Tout ce flou de la persécution, qui justifie la durée de la détention abusive en l’absence de preuves irréfutables, autorise et étend abusivement le domaine du complotisme, comme si l’Etat était éternellement vacillant, et qu’il pouvait être désagrégé par n’importe quelle forme de complotisme. Les prétendus « complotistes » sont qualifiés comme tels et « jugés » ainsi par une seule partie: le pouvoir politique. Le code pénal est mis à contribution pour alourdir la menace et la persécution et justifier le non- respect des garanties formelles.

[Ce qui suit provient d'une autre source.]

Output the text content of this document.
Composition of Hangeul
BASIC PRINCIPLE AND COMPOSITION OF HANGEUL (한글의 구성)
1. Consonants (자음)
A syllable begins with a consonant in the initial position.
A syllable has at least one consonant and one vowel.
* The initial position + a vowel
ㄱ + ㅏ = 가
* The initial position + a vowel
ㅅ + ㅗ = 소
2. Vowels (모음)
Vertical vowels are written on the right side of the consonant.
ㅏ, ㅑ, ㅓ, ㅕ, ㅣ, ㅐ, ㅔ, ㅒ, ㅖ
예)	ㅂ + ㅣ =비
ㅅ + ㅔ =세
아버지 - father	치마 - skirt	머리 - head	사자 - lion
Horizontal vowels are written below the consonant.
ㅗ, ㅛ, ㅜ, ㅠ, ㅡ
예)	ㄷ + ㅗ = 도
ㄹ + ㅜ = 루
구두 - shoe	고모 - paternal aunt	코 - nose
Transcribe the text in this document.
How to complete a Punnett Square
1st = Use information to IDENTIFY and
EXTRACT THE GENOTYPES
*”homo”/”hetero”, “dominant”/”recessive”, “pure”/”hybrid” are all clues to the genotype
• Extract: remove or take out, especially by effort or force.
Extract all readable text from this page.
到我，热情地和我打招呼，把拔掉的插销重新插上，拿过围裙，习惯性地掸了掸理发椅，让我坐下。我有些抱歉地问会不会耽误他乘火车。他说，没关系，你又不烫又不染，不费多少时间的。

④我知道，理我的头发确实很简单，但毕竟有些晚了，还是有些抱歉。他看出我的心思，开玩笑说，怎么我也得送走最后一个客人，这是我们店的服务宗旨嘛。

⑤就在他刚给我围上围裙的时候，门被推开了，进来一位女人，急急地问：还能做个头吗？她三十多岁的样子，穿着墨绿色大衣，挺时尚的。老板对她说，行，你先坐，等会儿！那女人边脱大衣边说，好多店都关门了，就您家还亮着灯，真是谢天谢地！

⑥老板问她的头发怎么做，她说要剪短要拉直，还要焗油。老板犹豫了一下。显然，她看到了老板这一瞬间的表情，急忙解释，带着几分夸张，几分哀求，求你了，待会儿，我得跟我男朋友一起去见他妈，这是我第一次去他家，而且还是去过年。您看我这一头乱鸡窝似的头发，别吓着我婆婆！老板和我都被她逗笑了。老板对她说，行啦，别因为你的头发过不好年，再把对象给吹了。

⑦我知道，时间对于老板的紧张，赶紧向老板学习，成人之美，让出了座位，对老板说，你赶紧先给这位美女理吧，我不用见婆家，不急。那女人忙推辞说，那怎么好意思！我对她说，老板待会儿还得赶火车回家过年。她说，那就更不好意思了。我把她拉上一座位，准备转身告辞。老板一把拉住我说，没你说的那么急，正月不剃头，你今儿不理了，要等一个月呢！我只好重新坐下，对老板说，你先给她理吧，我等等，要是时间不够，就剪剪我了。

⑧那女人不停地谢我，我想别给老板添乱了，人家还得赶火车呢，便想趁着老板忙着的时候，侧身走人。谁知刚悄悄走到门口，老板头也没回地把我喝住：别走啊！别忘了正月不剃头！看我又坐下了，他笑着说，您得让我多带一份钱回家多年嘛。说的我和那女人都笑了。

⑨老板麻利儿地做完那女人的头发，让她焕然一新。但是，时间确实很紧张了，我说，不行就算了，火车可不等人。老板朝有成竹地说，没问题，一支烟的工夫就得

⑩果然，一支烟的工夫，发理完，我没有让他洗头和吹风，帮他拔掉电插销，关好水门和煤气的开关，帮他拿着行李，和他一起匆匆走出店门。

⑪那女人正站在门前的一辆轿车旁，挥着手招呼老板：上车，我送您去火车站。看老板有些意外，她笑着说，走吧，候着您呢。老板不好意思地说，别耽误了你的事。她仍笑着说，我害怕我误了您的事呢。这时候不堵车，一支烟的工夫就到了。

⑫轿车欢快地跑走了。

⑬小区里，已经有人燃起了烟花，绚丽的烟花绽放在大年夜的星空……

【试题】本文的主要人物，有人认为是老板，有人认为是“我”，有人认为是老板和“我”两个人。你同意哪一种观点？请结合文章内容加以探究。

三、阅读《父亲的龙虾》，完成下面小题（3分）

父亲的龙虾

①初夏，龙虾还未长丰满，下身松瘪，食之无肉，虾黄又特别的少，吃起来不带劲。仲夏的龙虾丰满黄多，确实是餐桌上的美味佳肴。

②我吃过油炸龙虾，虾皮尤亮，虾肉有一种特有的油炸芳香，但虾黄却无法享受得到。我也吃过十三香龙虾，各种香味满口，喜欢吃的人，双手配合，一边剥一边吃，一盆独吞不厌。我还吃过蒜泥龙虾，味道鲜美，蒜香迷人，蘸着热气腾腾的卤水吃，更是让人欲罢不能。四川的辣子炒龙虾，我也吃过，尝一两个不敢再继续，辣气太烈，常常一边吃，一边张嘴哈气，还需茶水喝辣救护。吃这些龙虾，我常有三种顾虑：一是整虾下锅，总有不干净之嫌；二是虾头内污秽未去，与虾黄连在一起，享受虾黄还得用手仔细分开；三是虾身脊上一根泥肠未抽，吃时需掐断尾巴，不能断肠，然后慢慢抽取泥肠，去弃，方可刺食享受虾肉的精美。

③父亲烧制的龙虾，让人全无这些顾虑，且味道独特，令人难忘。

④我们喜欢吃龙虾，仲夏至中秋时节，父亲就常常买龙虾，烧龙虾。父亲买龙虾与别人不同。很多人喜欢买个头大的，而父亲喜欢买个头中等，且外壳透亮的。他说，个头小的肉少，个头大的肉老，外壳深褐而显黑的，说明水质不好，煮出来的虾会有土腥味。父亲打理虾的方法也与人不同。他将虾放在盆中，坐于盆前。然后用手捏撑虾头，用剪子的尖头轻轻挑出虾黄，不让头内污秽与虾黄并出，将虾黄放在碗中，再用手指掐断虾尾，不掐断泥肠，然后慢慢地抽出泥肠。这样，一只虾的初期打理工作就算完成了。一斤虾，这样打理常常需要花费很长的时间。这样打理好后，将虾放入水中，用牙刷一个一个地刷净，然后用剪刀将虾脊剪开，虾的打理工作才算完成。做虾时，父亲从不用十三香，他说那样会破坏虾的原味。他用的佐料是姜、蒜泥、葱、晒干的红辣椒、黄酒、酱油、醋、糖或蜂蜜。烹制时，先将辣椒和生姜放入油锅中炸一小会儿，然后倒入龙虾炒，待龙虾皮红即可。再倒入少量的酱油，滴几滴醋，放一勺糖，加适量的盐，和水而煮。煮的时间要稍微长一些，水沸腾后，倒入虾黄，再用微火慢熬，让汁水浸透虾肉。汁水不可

Il faut lire à ce sujet, même à titre « pédagogique », les fameux dix articles de la « Loi des suspects » (en fait c’est un décret), votée le 17 septembre 1793 pendant la Terreur de la Révolution française. Elle donne tout son sens à la paranoïa politique ou révolutionnaire, à la hantise des conspirations et des complots imaginaires pouvant affecter les pouvoirs politiques d’exception, et annule toute notion de présomption d’innocence. Le fameux article 2 de ce texte considère que les « suspects » sont : « 1° ceux qui, soit par leur conduite, soit par leurs relations, soit par leurs propos ou leurs écrits, se sont montrés partisans de la tyrannie (c’est-à-dire leur opposition à la Révolution) ou du fédéralisme (c’est-à-dire partisans d’un type de régime politique en tant qu’opposant), et ennemis de la liberté (qui est en définitive l’ennemi de la liberté ?)…5° ceux des ci-devants nobles, ensemble les maris, femmes, pères, mères, fils ou filles, frères ou sœurs, et agents d’émigrés, qui n’ont pas constamment manifesté leur attachement à la Révolution (des tièdes louches ou des traîtres ayant fui le pays) ; 6° ceux qui ont émigré dans l’intervalle du 1er juillet 1789 à la publication du décret du 30 mars-8 avril 1792, quoiqu’ils soient rentrés en France dans le délai fixé par ce décret (des opportunistes) ». Les « comités de surveillance », d’après l’article 9, font figure de procureurs de la République. Ils envoient au comité de Sureté générale de la Convention nationale (l’Assemblée de l’époque) l’état des personnes suspectes (sur la base de simples témoignages) qu’ils font arrêter, avec les motifs (politiques) de leur arrestation et les documents saisis sur eux. Les tribunaux civils et criminels (article 10) se chargent, non pas de « juger », mais d’obtempérer aux recommandations politiques « révolutionnaires » sur la foi des persécuteurs. Bref, une hémorragie d’illégalité, de tyrannie et de violation de libertés. C’est ce qu’on appelle « la justice révolutionnaire », en l’espèce rendue aujourd’hui en Tunisie contre la Révolution elle-même.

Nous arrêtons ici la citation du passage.